Consider a hash function that distributes keys uniformly. The hash table size is 20. After hashing of how many keys will the probability that any new key hashed collides with an existing one exceed 0.5?

To answer this question, we need to understand the concept of the Birthday Paradox, which is a probability theory. It states that the probability of at least two people sharing a birthday is more than 50% even in a small group of 23 people. This is because the number of possible pairs is not linear, but quadratic.

In the context of a hash table, the Birthday Paradox applies to hash collisions. A hash collision occurs when two different keys hash to the same index in an array.

Here's how we can calculate it:

1. The hash table size is 20, so there are 20 different "slots" a key can hash to.

2. When the first key is hashed, there are no existing keys, so the probability of collision is 0.

3. When the second key is hashed, there is 1 existing key, so the probability of collision is 1/20.
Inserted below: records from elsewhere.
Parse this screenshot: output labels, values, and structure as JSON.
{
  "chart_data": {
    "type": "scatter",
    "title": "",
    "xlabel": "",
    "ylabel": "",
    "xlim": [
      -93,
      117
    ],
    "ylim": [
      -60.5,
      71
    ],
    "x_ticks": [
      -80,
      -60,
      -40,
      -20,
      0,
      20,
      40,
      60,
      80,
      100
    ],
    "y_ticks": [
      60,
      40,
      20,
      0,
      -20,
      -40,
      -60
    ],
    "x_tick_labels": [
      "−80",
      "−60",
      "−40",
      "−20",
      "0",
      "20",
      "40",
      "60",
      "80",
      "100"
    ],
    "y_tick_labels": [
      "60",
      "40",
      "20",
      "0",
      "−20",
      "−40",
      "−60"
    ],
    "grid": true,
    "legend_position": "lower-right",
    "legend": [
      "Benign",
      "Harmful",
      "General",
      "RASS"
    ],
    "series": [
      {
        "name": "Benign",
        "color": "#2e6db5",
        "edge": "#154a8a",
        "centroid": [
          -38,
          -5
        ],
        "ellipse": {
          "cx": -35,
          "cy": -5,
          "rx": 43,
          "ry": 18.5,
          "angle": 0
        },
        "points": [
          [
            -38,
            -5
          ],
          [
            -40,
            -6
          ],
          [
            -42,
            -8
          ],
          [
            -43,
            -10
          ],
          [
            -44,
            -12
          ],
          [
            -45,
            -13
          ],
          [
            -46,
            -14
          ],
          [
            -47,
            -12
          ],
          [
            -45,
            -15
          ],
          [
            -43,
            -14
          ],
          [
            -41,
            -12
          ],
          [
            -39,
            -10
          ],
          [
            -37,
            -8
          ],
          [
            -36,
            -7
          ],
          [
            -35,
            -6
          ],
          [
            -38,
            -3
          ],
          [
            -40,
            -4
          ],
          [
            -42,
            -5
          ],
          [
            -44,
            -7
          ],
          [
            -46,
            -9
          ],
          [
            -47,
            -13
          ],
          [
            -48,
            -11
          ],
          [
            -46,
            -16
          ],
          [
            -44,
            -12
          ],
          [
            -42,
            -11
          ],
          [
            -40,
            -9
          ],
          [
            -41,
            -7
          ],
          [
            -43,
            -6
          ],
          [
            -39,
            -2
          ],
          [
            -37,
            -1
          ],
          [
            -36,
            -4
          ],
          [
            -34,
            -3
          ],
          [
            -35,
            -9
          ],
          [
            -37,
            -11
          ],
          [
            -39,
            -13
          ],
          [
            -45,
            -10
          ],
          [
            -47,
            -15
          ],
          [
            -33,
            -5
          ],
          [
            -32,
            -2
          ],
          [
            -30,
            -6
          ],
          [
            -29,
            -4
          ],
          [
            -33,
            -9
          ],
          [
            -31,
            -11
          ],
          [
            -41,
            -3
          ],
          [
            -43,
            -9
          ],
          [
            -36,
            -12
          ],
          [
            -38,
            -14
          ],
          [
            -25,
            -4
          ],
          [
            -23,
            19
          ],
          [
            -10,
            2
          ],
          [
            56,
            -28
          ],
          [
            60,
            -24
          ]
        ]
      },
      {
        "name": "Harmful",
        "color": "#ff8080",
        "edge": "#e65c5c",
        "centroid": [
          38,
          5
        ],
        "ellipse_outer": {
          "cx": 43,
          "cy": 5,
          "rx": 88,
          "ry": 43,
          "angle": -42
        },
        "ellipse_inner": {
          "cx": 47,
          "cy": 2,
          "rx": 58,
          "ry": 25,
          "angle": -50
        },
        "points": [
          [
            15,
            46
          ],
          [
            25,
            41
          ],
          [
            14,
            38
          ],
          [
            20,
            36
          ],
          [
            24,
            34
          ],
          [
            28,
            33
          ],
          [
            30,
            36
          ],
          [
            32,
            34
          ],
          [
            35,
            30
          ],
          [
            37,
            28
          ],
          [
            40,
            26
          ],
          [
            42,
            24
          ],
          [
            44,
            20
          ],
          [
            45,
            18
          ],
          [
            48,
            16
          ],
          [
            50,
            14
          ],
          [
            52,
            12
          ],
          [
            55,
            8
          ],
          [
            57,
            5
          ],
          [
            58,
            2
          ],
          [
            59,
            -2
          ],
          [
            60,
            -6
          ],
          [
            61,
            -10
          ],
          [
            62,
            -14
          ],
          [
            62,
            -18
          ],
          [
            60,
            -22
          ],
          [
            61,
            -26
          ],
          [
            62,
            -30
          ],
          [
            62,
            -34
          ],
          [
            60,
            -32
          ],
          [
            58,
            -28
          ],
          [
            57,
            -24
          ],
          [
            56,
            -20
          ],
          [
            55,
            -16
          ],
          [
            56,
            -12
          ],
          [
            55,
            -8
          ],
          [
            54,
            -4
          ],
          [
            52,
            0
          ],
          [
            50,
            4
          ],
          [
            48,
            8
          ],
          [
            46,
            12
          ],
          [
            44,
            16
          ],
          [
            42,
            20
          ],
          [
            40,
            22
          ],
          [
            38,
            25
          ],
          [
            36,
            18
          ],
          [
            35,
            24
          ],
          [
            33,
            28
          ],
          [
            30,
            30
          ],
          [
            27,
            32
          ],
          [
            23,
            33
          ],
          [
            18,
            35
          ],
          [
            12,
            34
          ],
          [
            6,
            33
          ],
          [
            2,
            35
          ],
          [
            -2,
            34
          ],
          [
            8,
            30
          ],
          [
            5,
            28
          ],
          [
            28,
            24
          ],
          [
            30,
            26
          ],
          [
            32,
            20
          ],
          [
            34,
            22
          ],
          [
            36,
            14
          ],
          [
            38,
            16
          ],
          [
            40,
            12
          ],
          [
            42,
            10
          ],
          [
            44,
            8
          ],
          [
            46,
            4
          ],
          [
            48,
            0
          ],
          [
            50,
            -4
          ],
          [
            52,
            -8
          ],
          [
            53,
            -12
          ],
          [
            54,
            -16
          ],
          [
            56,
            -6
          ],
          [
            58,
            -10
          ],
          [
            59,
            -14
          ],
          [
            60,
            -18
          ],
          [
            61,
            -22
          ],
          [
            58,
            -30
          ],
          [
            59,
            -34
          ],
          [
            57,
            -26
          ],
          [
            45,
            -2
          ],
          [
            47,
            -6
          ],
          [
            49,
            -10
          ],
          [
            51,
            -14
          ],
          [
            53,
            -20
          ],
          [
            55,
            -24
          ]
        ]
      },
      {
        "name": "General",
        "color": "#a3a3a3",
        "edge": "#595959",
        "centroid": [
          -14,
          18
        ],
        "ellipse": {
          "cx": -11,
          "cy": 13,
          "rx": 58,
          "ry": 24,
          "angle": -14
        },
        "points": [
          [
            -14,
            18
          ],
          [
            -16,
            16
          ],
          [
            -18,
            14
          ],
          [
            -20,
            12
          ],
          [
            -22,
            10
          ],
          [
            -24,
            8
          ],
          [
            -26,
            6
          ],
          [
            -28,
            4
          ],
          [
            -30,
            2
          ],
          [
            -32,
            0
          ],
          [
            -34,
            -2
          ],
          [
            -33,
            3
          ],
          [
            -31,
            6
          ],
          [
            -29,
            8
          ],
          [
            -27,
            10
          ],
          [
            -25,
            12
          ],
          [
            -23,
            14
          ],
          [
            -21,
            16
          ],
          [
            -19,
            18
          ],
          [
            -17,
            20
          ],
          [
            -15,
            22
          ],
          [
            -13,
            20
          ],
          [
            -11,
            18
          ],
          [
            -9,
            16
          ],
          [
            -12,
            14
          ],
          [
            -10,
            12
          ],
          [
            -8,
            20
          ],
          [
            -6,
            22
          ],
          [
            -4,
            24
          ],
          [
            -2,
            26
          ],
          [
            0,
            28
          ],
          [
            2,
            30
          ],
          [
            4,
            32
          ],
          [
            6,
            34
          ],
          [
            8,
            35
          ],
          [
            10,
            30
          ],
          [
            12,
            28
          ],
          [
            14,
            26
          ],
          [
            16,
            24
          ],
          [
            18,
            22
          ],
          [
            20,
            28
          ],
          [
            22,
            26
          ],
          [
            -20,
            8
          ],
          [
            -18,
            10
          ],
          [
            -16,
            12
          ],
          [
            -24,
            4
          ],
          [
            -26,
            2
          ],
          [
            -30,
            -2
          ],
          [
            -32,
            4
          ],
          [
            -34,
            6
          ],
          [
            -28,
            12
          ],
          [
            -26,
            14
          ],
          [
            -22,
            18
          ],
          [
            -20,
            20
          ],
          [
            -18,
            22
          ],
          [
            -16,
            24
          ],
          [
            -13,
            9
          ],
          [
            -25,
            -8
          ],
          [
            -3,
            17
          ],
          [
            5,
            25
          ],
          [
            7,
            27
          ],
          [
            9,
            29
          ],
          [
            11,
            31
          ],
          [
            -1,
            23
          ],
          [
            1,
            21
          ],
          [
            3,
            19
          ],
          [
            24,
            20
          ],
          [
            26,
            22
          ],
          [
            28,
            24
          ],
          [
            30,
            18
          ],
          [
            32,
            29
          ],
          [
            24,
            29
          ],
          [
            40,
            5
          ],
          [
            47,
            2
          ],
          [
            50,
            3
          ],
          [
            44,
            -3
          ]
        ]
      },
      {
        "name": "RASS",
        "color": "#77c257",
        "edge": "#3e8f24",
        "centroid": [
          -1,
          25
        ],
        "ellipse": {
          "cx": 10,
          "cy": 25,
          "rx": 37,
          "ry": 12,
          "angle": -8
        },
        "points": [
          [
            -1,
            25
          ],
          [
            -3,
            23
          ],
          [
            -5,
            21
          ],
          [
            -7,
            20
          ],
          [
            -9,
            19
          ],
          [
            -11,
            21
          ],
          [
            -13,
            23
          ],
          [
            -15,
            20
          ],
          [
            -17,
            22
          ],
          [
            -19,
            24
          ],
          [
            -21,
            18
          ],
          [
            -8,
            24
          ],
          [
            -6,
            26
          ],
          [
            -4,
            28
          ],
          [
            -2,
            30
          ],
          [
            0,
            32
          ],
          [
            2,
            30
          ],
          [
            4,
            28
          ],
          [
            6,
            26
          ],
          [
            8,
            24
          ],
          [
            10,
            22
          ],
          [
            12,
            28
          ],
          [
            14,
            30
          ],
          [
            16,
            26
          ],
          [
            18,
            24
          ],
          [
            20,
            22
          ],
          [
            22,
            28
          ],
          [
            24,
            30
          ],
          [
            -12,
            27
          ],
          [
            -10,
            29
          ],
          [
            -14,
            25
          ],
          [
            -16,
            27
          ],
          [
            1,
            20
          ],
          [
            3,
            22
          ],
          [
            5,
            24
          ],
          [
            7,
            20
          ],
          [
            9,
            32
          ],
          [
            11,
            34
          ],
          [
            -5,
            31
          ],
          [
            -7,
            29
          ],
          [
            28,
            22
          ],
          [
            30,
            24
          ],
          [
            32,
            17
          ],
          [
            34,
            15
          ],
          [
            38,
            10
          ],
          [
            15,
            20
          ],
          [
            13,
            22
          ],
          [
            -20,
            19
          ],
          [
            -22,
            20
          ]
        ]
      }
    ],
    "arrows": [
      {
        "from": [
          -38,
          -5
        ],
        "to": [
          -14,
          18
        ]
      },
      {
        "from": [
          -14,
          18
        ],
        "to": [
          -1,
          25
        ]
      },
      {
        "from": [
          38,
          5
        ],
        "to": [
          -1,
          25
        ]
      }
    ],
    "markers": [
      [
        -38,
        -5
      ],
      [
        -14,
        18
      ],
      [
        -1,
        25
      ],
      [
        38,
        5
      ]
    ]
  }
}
4. For the third key, the probability of collision is 2/20, and so on.

5. We want to find out after how many keys the probability of collision exceeds 0.5. This means we need to solve for n in the equation n/20 > 0.5.

Solving for n gives us n > 10. However, since we can't hash a fraction of a key, we round up to the nearest whole number.

So, after hashing 11 keys, the probability that any new key hashed collides with an existing one will exceed 0.5.